Menopause is a significant physiological transformation in the life
of a woman and is accompanied by an increased risk of multiple chronic
diseases. Menopause induces intestinal inflammation associated with
bowel dysfunction, which can compromise the intestinal barrier and lead
to inflammation in surrounding tissues and organs. The commensal
bacteria that reside in our gut are important modulators of
inflammation, and dysbiosis of this microbial community has been
associated with numerous disease states. Accumulating evidence suggests
that estrogen loss may be an important factor influencing bacterial
community structure. Hop phytoestrogens, including 8-prenylnaringenin
(8PN), are known to be estrogenic, and their bioactivity is dependent on
the gut bacterial community. Furthermore, hop phytoestrogens and their
precursors, such as xanthohumol (X), are bioactive polyphenols with
known protective effects against adiposity and oxidative stress. Using
an ovariectomized mouse model with a treatment of hop extract containing
8PN and XN, we have preliminary data suggesting significant
physiological effects, including changes in the gut bacterial community
structure and liver adiposity. We also measured the pharmacokinetics of
hop extract, showing polyphenol biotransformation in vivo by the liver
and gut microbiota.
Alison Hamm received a B.A. degree in molecular and cellular
biology from the University of California Berkeley in 2005 and an M.S.

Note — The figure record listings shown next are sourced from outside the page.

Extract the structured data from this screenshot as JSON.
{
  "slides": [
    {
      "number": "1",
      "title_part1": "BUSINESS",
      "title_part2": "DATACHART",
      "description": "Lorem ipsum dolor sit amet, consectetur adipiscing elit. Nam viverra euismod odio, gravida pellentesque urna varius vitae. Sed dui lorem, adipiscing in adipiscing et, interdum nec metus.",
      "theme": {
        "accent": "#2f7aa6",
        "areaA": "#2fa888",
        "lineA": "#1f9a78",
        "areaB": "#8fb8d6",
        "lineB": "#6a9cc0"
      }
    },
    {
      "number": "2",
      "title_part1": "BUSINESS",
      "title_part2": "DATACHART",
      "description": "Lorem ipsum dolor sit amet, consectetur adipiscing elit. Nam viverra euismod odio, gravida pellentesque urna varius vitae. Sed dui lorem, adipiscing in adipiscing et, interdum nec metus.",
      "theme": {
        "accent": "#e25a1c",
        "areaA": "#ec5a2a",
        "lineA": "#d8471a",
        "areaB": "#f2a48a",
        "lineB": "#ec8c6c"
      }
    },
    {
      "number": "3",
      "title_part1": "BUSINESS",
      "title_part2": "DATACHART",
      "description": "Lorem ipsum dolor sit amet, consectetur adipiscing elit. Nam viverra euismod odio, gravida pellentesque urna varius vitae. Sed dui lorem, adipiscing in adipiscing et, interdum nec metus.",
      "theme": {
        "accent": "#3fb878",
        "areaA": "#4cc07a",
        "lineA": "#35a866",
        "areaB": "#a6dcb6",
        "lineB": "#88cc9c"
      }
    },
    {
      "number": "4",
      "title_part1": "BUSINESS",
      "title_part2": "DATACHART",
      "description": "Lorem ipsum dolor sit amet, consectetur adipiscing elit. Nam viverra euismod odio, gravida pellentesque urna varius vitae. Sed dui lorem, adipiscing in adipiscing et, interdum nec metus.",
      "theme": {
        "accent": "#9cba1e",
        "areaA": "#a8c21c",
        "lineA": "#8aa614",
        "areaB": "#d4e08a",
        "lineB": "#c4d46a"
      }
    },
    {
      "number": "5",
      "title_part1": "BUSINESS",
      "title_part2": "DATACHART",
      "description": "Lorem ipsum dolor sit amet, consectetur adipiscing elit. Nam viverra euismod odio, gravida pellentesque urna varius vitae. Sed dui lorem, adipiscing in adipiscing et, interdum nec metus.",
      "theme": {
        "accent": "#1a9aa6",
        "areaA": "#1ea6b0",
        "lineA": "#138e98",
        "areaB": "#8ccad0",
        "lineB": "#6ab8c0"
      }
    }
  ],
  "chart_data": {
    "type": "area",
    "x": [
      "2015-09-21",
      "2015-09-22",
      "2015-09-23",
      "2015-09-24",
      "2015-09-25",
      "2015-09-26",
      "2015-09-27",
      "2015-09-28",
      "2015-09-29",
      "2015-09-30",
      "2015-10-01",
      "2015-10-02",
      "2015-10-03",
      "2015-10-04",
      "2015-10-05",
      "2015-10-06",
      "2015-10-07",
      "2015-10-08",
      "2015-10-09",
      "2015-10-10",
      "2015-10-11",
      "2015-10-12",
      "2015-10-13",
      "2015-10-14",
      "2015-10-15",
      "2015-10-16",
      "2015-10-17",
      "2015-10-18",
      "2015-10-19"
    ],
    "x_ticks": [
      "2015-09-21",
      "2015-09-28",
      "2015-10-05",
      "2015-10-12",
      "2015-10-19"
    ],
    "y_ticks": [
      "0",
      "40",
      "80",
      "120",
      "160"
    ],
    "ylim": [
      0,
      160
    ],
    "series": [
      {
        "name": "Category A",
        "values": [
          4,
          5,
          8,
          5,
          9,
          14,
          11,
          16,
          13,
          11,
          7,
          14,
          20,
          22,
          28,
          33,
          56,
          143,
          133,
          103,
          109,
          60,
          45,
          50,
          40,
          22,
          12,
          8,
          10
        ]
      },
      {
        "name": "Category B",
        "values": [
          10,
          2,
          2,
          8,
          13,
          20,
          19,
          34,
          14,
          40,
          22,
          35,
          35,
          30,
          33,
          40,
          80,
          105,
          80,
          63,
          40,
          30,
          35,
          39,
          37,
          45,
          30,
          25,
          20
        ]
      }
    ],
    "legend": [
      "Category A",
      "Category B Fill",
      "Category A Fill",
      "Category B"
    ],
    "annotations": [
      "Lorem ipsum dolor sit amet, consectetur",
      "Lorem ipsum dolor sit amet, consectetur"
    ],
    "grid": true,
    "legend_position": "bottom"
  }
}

degree in horticulture from Colorado State University in 2009. Since
2007, she has worked in Colorado with hops in various facets, including
field and greenhouse production, tissue propagation, undergraduate and
industry education, and craft brewery sales. She has been the secretary
chair for the local MBAA chapter for over two years and has been a
member for nine years. Currently, she is a Ph.D. candidate at Colorado
State University in the Food Science and Human Nutrition Department and
is involved with both research and undergraduate teaching.